In 2010, the school decided to completely overhaul its Advanced Placement program with the hopes of improving student participation and scores on the AP exams, which many colleges use to dictate acceptance and placement of applicants.
Students and teachers alike responded so positively to these changes that the school saw college-eligible scores nearly triple in just three years.
Prior to the changes, the AP program at Northeast needed quite a bit of work.
Although the program had a significant number of students participating, the number of college-eligible scores, consisting of a 3 or better, was only around 10 percent according to the school’s participants.
The school was founded in 1890 in what is now considered North Philadelphia and is again in a quickly changing part of the city: near the Rhawnhurst and Burholme neighborhoods that were once white and middle class but seeing new immigrant populations and people of various racial and socioeconomic backgrounds moving from other neighborhoods.
The public high school is a diverse one: a third of students are black, and white, Asian and Hispanic students all make up about 20 percent each. Though the 19111 is among the city’s wealthier zip codes, more than four of five students at Northeast are considered ‘economically disadvantaged.’
In that way, the Northeast program was an opportunity to experiment with a diverse public high school environment. With scores not where they needed to be, the school saw this as an opportunity to improve.
Beginning in the 2010-2011 school year, Northeast implemented a variety of resources to assist the students in their studies. Some of these resources included Saturday practice exams, summer assignments and classroom software solutions, like test prep tools from Silicon Valley edtech startup Shmoop and collaborative learning management from New York-based Schoology.
After introducing these resources, not only did participation increase but teachers say they saw growth in student dedication to the program.
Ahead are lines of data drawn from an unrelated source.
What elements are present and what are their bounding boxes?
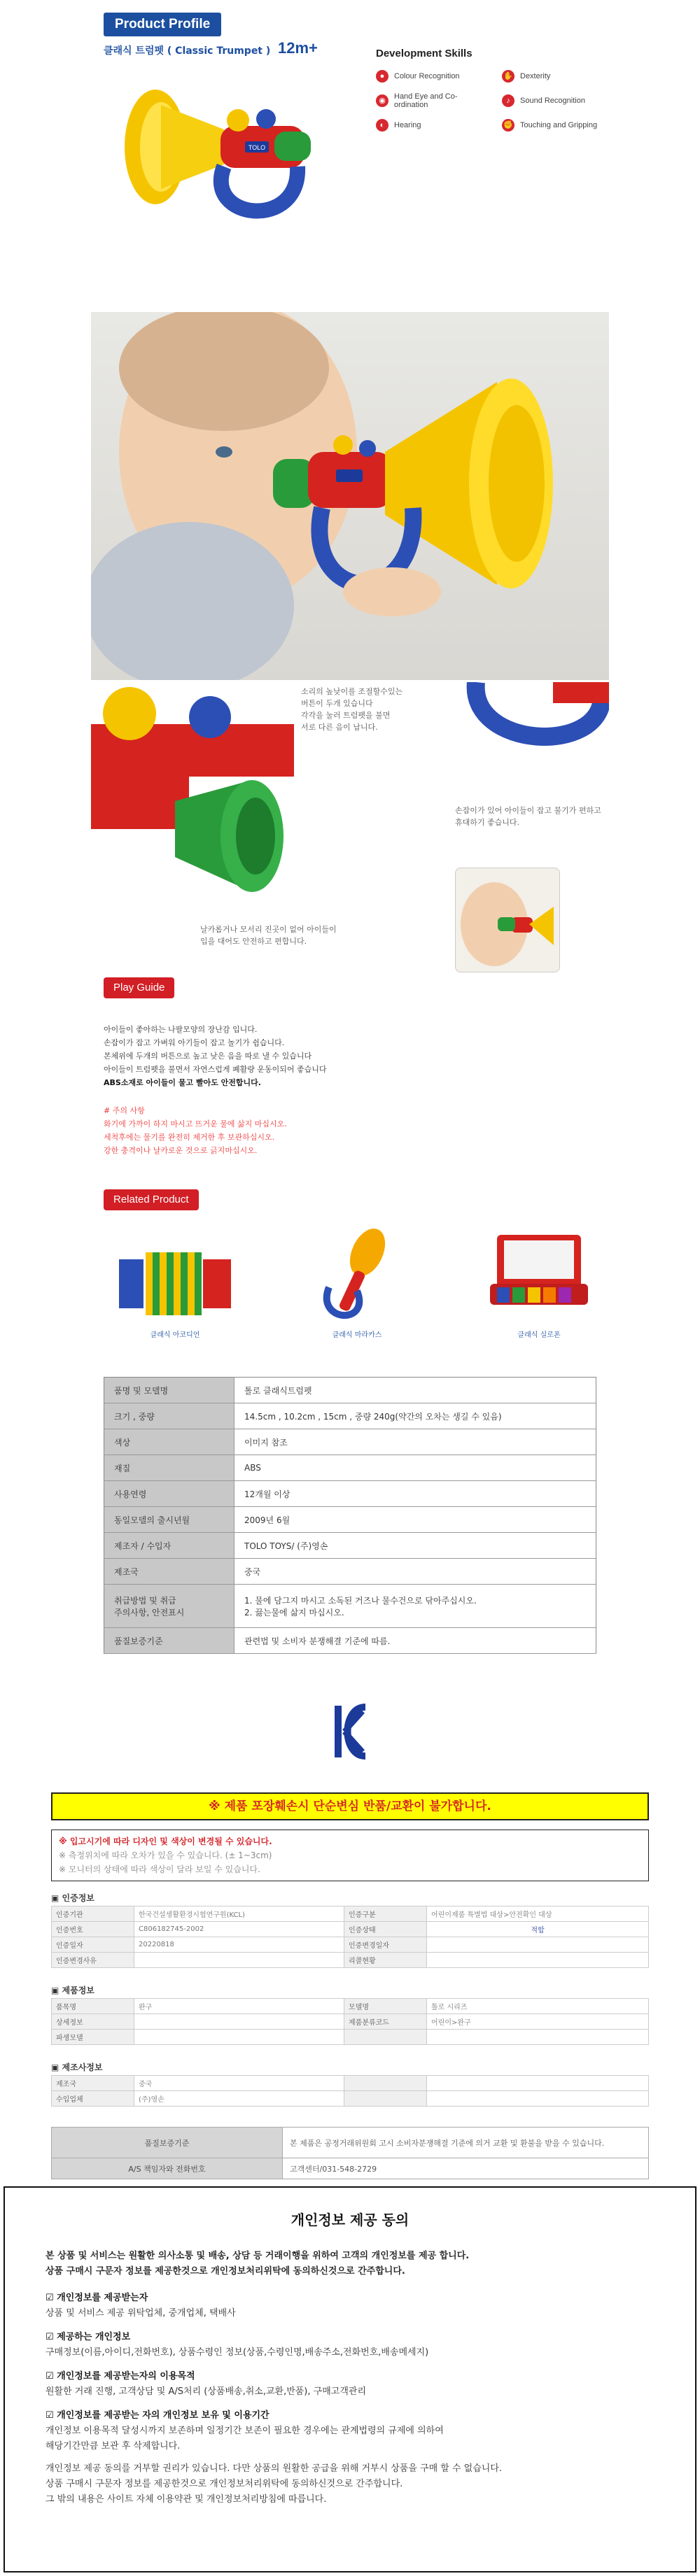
info-key: 모델명 (344, 1999, 427, 2014)
spec-value: 이미지 참조 (234, 1429, 596, 1455)
info-row (52, 1906, 649, 1922)
play-guide-badge: Play Guide (104, 977, 174, 998)
maker-info-table (51, 2075, 649, 2107)
info-key: 인증기관 (52, 1906, 134, 1922)
skill-item: ✊ Touching and Gripping (502, 119, 607, 132)
privacy-section-head: ☑ 개인정보를 제공받는자의 이용목적 (46, 2371, 195, 2382)
svg-text:TOLO: TOLO (248, 144, 266, 151)
skill-item: ◉ Hand Eye and Co-ordination (376, 92, 502, 109)
info-value: 적합 (427, 1922, 649, 1937)
privacy-consent-box: 개인정보 제공 동의 본 상품 및 서비스는 원활한 의사소통 및 배송, 상담 등 거래이행을 위하여 고객의 개인정보를 제공 합니다. 상품 구매시 구문자 정보를 제공한것으로 개인정보처리위탁에 동의하신것으로 간주합니다. ☑ 개인정보를 제공받는자 상품 및 서비스 제공 위탁업체, 중개업체, 택배사 ☑ 제공하는 개인정보 구매정보(이름,아이디,전화번호), 상품수령인 정보(상품,수령인명,배송주소,전화번호,배송메세지) ☑ 개인정보를 제공받는자의 이용목적 원활한 거래 진행, 고객상담 및 A/S처리 (상품배송,취소,교환,반품), 구매고객관리 ☑ 개인정보를 제공받는 자의 개인정보 보유 및 이용기간 개인정보 이용목적 달성시까지 보존하며 일정기간 보존이 필요한 경우에는 관계법령의 규제에 의하여 해당기간만큼 보관 후 삭제합니다. 개인정보 제공 동의를 거부할 권리가 있습니다. 다만 상품의 원활한 공급을 위해 거부시 상품을 구매 할 수 없습니다. 상품 구매시 구문자 정보를 제공한것으로 개인정보처리위탁에 동의하신것으로 간주합니다. 그 밖의 내용은 사이트 자체 이용약관 및 개인정보처리방침에 따릅니다. (4, 2186, 696, 2573)
info-key (344, 2091, 427, 2107)
spec-value: 14.5cm , 10.2cm , 15cm , 중량 240g(약간의 오차는 생길 수 있음) (234, 1403, 596, 1429)
info-key: 품목명 (52, 1999, 134, 2014)
info-value (427, 2030, 649, 2045)
hand-icon: ✋ (502, 70, 514, 83)
info-key: 인증일자 (52, 1937, 134, 1953)
product-name: 클래식 트럼펫 ( Classic Trumpet ) (104, 45, 271, 57)
info-key: 리콜현황 (344, 1953, 427, 1968)
info-key: 인증번호 (52, 1922, 134, 1937)
related-item-label: 클래식 아코디언 (150, 1331, 200, 1339)
palette-icon: ● (376, 70, 388, 83)
info-value (427, 1953, 649, 1968)
warranty-table: 품질보증기준 본 제품은 공정거래위원회 고시 소비자분쟁해결 기준에 의거 교환 및 환불을 받을 수 있습니다. A/S 책임자와 전화번호 고객센터/031-548-2729 (51, 2127, 649, 2179)
info-row (52, 1937, 649, 1953)
info-value (427, 2091, 649, 2107)
no-return-banner: ※ 제품 포장훼손시 단순변심 반품/교환이 불가합니다. (51, 1792, 649, 1820)
handle-closeup-image (462, 682, 609, 756)
info-row (52, 2014, 649, 2030)
info-key (344, 2030, 427, 2045)
accordion-image (105, 1221, 245, 1326)
product-info-title: ▣ 제품정보 (51, 1986, 94, 1995)
spec-row (104, 1628, 596, 1654)
product-info-table (51, 1998, 649, 2045)
baby-playing-photo (91, 312, 609, 680)
info-key: 인증변경일자 (344, 1937, 427, 1953)
spec-row (104, 1481, 596, 1507)
privacy-section-body: 개인정보 이용목적 달성시까지 보존하며 일정기간 보존이 필요한 경우에는 관계법령의 규제에 의하여 (46, 2426, 444, 2436)
mouthpiece-closeup-image (91, 773, 294, 892)
age-label: 12m+ (278, 39, 318, 57)
spec-key: 사용연령 (104, 1481, 234, 1507)
spec-table (104, 1377, 596, 1654)
privacy-section-head: ☑ 개인정보를 제공받는자 (46, 2293, 148, 2303)
info-key: 상세정보 (52, 2014, 134, 2030)
spec-row (104, 1533, 596, 1559)
privacy-section-body: 구매정보(이름,아이디,전화번호), 상품수령인 정보(상품,수령인명,배송주소,전화번호,배송메세지) (46, 2347, 429, 2358)
product-profile-badge: Product Profile (104, 13, 221, 36)
spec-value: TOLO TOYS/ (주)영손 (234, 1533, 596, 1559)
info-value: (주)영손 (134, 2091, 344, 2107)
related-product-badge: Related Product (104, 1189, 199, 1210)
spec-row (104, 1585, 596, 1628)
info-key: 제품분류코드 (344, 2014, 427, 2030)
spec-key: 취급방법 및 취급 주의사항, 안전표시 (104, 1585, 234, 1628)
info-value (134, 1953, 344, 1968)
info-value: 한국건설생활환경시험연구원(KCL) (134, 1906, 344, 1922)
spec-value: 중국 (234, 1559, 596, 1585)
cert-table (51, 1906, 649, 1968)
info-value: 어린이>완구 (427, 2014, 649, 2030)
info-key: 파생모델 (52, 2030, 134, 2045)
info-value: C806182745-2002 (134, 1922, 344, 1937)
spec-row (104, 1559, 596, 1585)
privacy-section-head: ☑ 제공하는 개인정보 (46, 2332, 131, 2342)
info-key: 인증구분 (344, 1906, 427, 1922)
info-key: 인증상태 (344, 1922, 427, 1937)
spec-value: 1. 물에 담그지 마시고 소독된 거즈나 물수건으로 닦아주십시오. 2. 끓는물에 삶지 마십시오. (234, 1585, 596, 1628)
spec-key: 제조국 (104, 1559, 234, 1585)
info-key: 인증변경사유 (52, 1953, 134, 1968)
play-guide-text: 아이들이 좋아하는 나팔모양의 장난감 입니다. 손잡이가 잡고 가벼워 아기들이 잡고 놀기가 쉽습니다. 본체위에 두개의 버튼으로 높고 낮은 음을 따로 낼 수 있습니다 아이들이 트럼펫을 불면서 자연스럽게 폐활량 운동이되어 좋습니다 ABS소재로 아이들이 물고 빨아도 안전합니다. (104, 1025, 327, 1087)
info-value: 완구 (134, 1999, 344, 2014)
maracas-image (287, 1221, 427, 1326)
spec-key: 제조자 / 수입자 (104, 1533, 234, 1559)
related-item-label: 클래식 실로폰 (517, 1331, 561, 1339)
handle-description: 손잡이가 있어 아이들이 잡고 불기가 편하고 휴대하기 좋습니다. (455, 806, 601, 827)
spec-value: 12개월 이상 (234, 1481, 596, 1507)
info-key: 수입업체 (52, 2091, 134, 2107)
spec-key: 품질보증기준 (104, 1628, 234, 1654)
sound-icon: ♪ (502, 94, 514, 107)
info-row (52, 1953, 649, 1968)
info-value: 톨로 시리즈 (427, 1999, 649, 2014)
skills-title: Development Skills (376, 48, 472, 59)
cert-info-title: ▣ 인증정보 (51, 1893, 94, 1903)
caution-notes: # 주의 사항 화기에 가까이 하지 마시고 뜨거운 물에 삶지 마십시오. 세척후에는 물기를 완전히 제거한 후 보관하십시오. 강한 충격이나 날카로운 것으로 긁지마십시오. (104, 1106, 287, 1155)
info-row (52, 1922, 649, 1937)
info-value: 중국 (134, 2076, 344, 2091)
ear-icon: ◐ (376, 119, 388, 132)
spec-key: 색상 (104, 1429, 234, 1455)
skills-grid (376, 70, 607, 132)
baby-thumbnail-photo (455, 868, 560, 972)
info-value (134, 2014, 344, 2030)
info-row (52, 1999, 649, 2014)
info-key: 제조국 (52, 2076, 134, 2091)
privacy-section-head: ☑ 개인정보를 제공받는 자의 개인정보 보유 및 이용기간 (46, 2410, 270, 2421)
xylophone-image (469, 1221, 609, 1326)
skill-item: ● Colour Recognition (376, 70, 502, 83)
info-row (52, 2030, 649, 2045)
spec-row (104, 1429, 596, 1455)
spec-key: 동일모델의 출시년월 (104, 1507, 234, 1533)
privacy-section-body: 원활한 거래 진행, 고객상담 및 A/S처리 (상품배송,취소,교환,반품), 구매고객관리 (46, 2386, 366, 2397)
privacy-section-body: 상품 및 서비스 제공 위탁업체, 중개업체, 택배사 (46, 2308, 236, 2319)
related-item-xylophone[interactable] (469, 1221, 609, 1339)
eye-icon: ◉ (376, 94, 388, 107)
spec-key: 품명 및 모델명 (104, 1378, 234, 1403)
related-item-accordion[interactable] (105, 1221, 245, 1339)
skill-item: ♪ Sound Recognition (502, 92, 607, 109)
maker-info-title: ▣ 제조사정보 (51, 2062, 103, 2072)
spec-value: 관련법 및 소비자 분쟁해결 기준에 따름. (234, 1628, 596, 1654)
related-item-maracas[interactable] (287, 1221, 427, 1339)
info-value (134, 2030, 344, 2045)
info-row (52, 2091, 649, 2107)
spec-value: 2009년 6월 (234, 1507, 596, 1533)
related-item-label: 클래식 마라카스 (332, 1331, 382, 1339)
info-value: 어린이제품 특별법 대상>안전확인 대상 (427, 1906, 649, 1922)
spec-key: 크기 , 중량 (104, 1403, 234, 1429)
spec-key: 재질 (104, 1455, 234, 1481)
skill-item: ◐ Hearing (376, 119, 502, 132)
grip-icon: ✊ (502, 119, 514, 132)
info-value (427, 1937, 649, 1953)
kc-mark-icon (329, 1700, 371, 1763)
info-value: 20220818 (134, 1937, 344, 1953)
spec-row (104, 1403, 596, 1429)
spec-row (104, 1507, 596, 1533)
spec-value: 톨로 클래식트럼펫 (234, 1378, 596, 1403)
trumpet-image (119, 77, 329, 245)
info-key (344, 2076, 427, 2091)
info-value (427, 2076, 649, 2091)
privacy-title: 개인정보 제공 동의 (290, 2211, 410, 2228)
notice-box: ※ 입고시기에 따라 디자인 및 색상이 변경될 수 있습니다. ※ 측정위치에 따라 오차가 있을 수 있습니다. (± 1~3cm) ※ 모니터의 상태에 따라 색상이 달라 보일 수 있습니다. (51, 1830, 649, 1881)
skill-item: ✋ Dexterity (502, 70, 607, 83)
buttons-closeup-image (91, 682, 294, 777)
spec-row (104, 1378, 596, 1403)
privacy-section-body: 해당기간만큼 보관 후 삭제합니다. (46, 2441, 181, 2451)
info-row (52, 2076, 649, 2091)
buttons-description: 소리의 높낮이를 조절할수있는 버튼이 두개 있습니다 각각을 눌러 트럼펫을 불면 서로 다른 음이 납니다. (301, 687, 403, 732)
mouthpiece-description: 날카롭거나 모서리 진곳이 없어 아이들이 입을 대어도 안전하고 편합니다. (200, 925, 337, 946)
related-products (105, 1221, 609, 1339)
spec-value: ABS (234, 1455, 596, 1481)
spec-row (104, 1455, 596, 1481)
“Students started staying after school to work on understanding the concepts better and ask questions,” said AP teacher Chris Johnson. “They really cared about doing well in the program and wanted to work hard to get the better scores.”
The student drive for better scores led to the incorporation of some non-traditional study techniques as well. Many students felt more comfortable using the more technological route for learning and not only used the online resources they were given but came up with their own style of learning too.
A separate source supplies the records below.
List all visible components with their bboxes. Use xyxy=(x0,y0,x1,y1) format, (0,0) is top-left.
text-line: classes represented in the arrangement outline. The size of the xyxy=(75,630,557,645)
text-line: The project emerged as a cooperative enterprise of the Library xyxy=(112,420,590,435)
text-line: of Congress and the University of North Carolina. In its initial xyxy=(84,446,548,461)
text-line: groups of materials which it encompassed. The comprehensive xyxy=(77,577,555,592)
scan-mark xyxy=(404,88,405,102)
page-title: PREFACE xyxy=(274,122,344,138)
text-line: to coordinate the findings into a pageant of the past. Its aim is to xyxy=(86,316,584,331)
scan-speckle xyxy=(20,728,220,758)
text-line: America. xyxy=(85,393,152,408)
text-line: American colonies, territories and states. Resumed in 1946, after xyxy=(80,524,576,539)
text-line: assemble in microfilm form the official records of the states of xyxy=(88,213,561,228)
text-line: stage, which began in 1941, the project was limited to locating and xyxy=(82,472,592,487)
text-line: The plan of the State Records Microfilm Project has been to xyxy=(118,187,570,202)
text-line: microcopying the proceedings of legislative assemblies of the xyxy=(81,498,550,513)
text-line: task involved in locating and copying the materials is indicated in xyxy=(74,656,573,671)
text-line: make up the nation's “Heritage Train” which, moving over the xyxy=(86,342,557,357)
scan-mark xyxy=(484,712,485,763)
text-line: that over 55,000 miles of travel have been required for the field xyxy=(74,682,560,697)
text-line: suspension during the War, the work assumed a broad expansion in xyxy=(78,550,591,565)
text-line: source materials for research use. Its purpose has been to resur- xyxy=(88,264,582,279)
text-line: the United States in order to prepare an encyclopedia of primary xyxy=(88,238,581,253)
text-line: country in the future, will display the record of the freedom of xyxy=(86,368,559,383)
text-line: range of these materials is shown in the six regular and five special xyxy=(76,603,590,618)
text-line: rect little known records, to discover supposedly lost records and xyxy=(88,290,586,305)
For some, software tools, like Schoology and Shmoop, were the first introduction these students had to online learning, which has had an explosion of offerings in recent years. Through these programs, they were able to take practice exams on their own, work on drills to hone their knowledge and even directly connect with teachers to ask for specific help.
Other students felt the need to come up with their own online methods.
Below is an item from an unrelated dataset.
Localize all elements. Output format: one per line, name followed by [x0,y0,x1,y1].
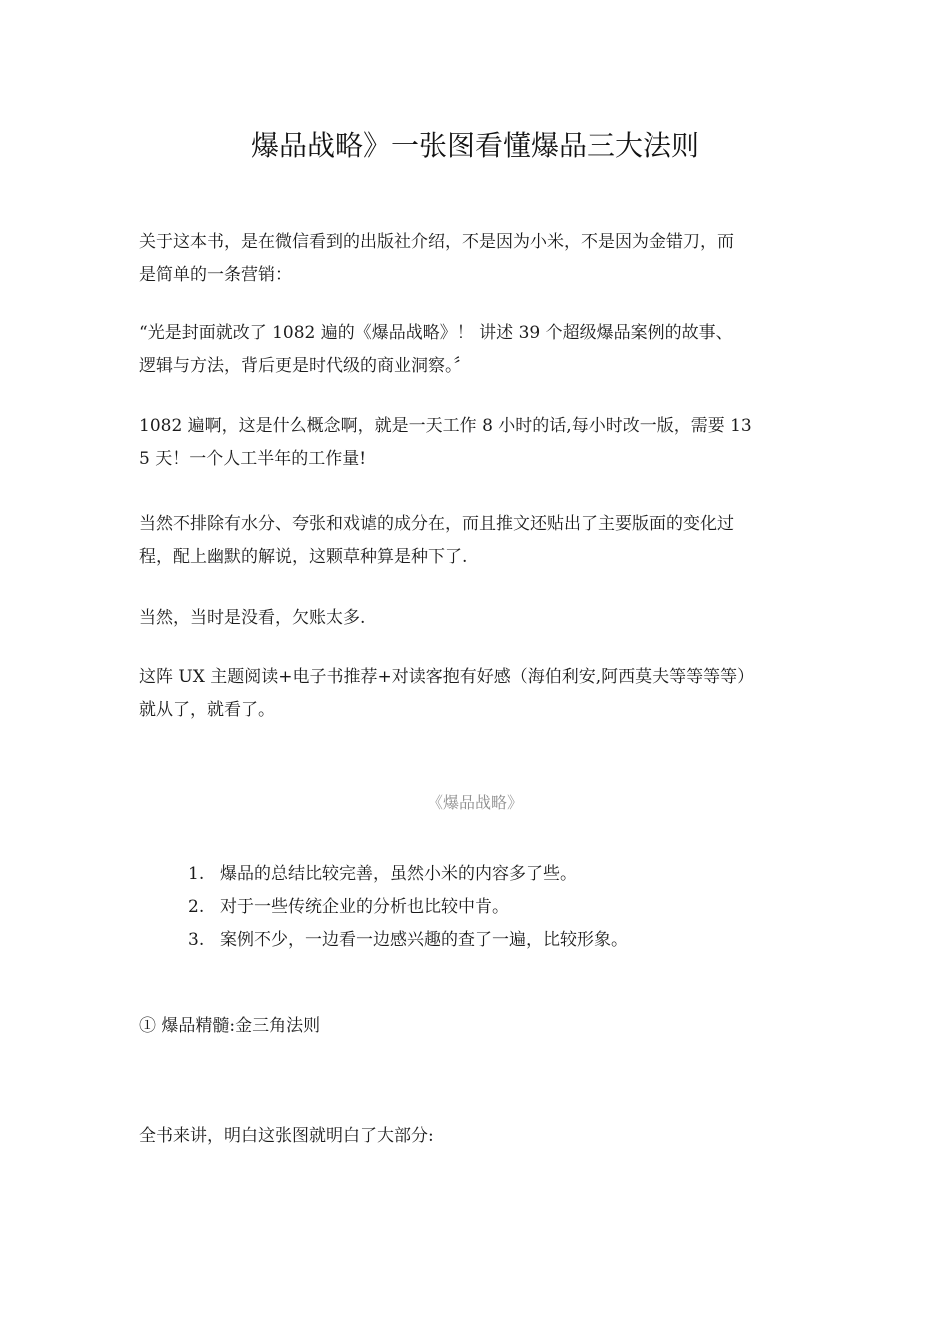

“At first I would use Google to find the topics I was looking for but a lot of the wording used there was too difficult to understand,” said senior AP student Angel Mai. “Instead of trying to understand the difficult words, I would use YouTube instead. They have someone explain everything thoroughly and that helped me so much more.”
The point may be how many different methods were at play — more personal learning, technology tools to support and a new commitment to improving scores, all of which helped students buy in and ultimate drive the change.
In the end, the success that Northeast has seen within its AP program can be credited to the devotion of students and teachers, but it takes a spark.